Mr. Obama was wrong to blame the “refusal by some in Congress to put country ahead of party.” As Republicans point out, he hasn’t even formally submitted the measures to Congress, because the White House wants better guarantees that the GOP won’t water down a related aid bill for trade-displaced workers. But the GOP would be wrong to resist White House needs on this score, since such aid has long been the political price of advancing free trade, whose benefits exceed the program’s costs. This has gone on long enough — and then some.
And yet, some members of Congress are trying to inject another issue: China’s undervalued currency. House Minority Leader Nancy Pelosi (D-Calif.) recently told a labor union gathering that “If you want to bring those trade agreements to the floor of Congress you better be prepared first to let us bring our bill on China’s manipulation of its currency, which is unfair to America’s workers.” In the Senate, too, there is talk of trying to link a bill punishing Chinese currency manipulation to the trade agreements.

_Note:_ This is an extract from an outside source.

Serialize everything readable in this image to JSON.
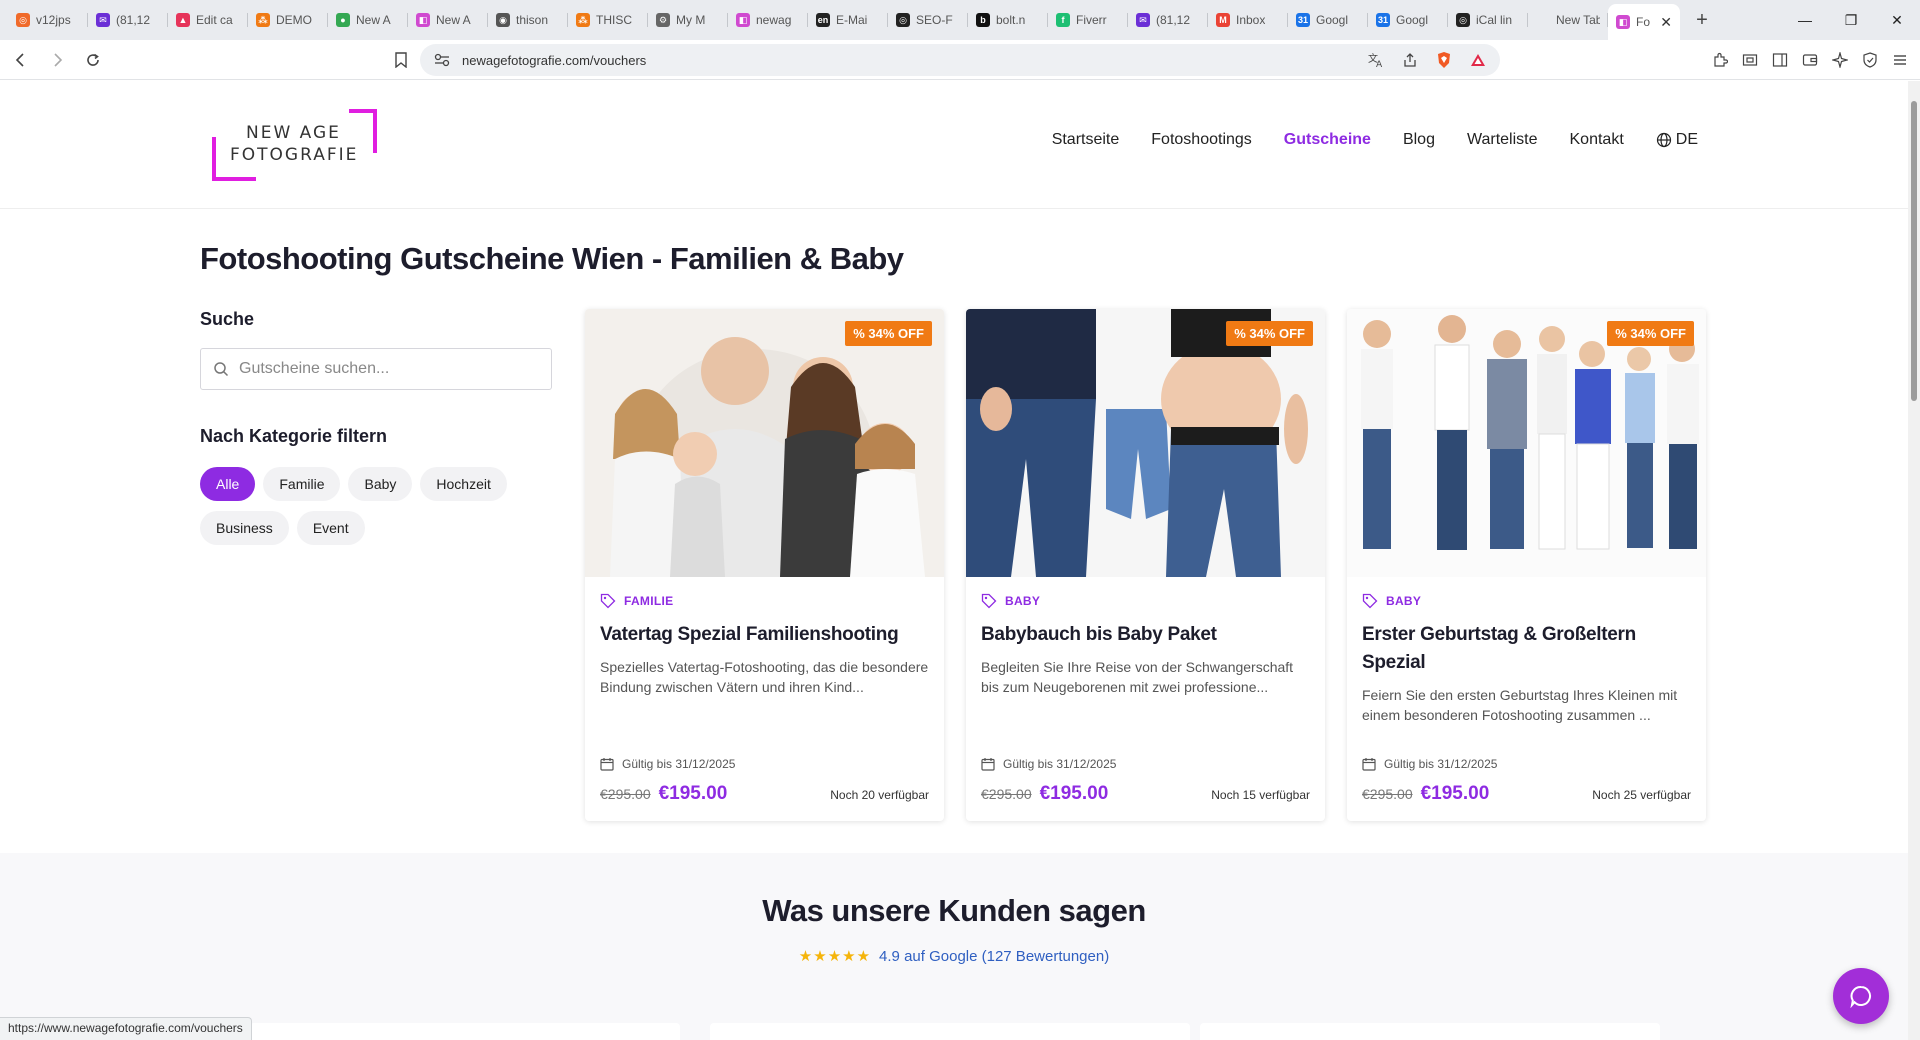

China’s undervalued renminbi is a long-standing, bipartisan concern, and it is not a phony one: In pursuit of growth led by exports, China has held the renminbi down in relation to the dollar, rendering its goods artificially cheap in the U.S. market. The renminbi would gain about 20 percent against the dollar if it were allowed to float freely like other currencies, according to the Peterson Institute for International Economics. China’s policy has probably cost Americans hundreds of thousands of jobs and contributed to China’s destabilizing pile of trillions of dollars in reserves.
But is there any practical alternative to the Obama administration’s policy of patient jawboning — which is far from a total failure? In fact, China has allowed its currency to appreciate against the dollar by about 9 percent over the past year. This may respond both to U.S. nudging and to Beijing’s realization that currency manipulation is an increasingly bad deal for China. It’s retarding financial reform, exposing China to the risk of losses on its dollar holdings and — worst of all — feeding inflation. All of this goes against objectives that China’s communist leaders have vowed to pursue in their next five-year plan, starting in 2012. Indeed, U.S. experts such as economist Martin Feldstein of Harvard have suggested that China could be about to correct the problem itself.
Yet five-year aspirations are one thing; political realities in a one-party state are quite another. A cheap renminbi enriches state enterprise managers and other powerful people in the communist hierarchy. A report on the Chinese economy by the Eurasia Group, a consulting firm, notes that “the country’s leaders lack the political stomach and sense of the moment to implement a comprehensive and ambitious rebalancing agenda.”
Punishing China with tariffs or other sanctions probably wouldn’t lead to a jobs bonanza. More likely, other low-wage countries would fill the void left by China, while Beijing retaliated against the United States, costing American growth and jobs. The last thing an already unstable global economy needs is a U.S.-China trade war.
Congressional posturing may help the Obama administration play “good cop, bad cop” with Beijing. But it should not be allowed to impede three long-overdue free-trade agreements whose benefits are not theatrical but real.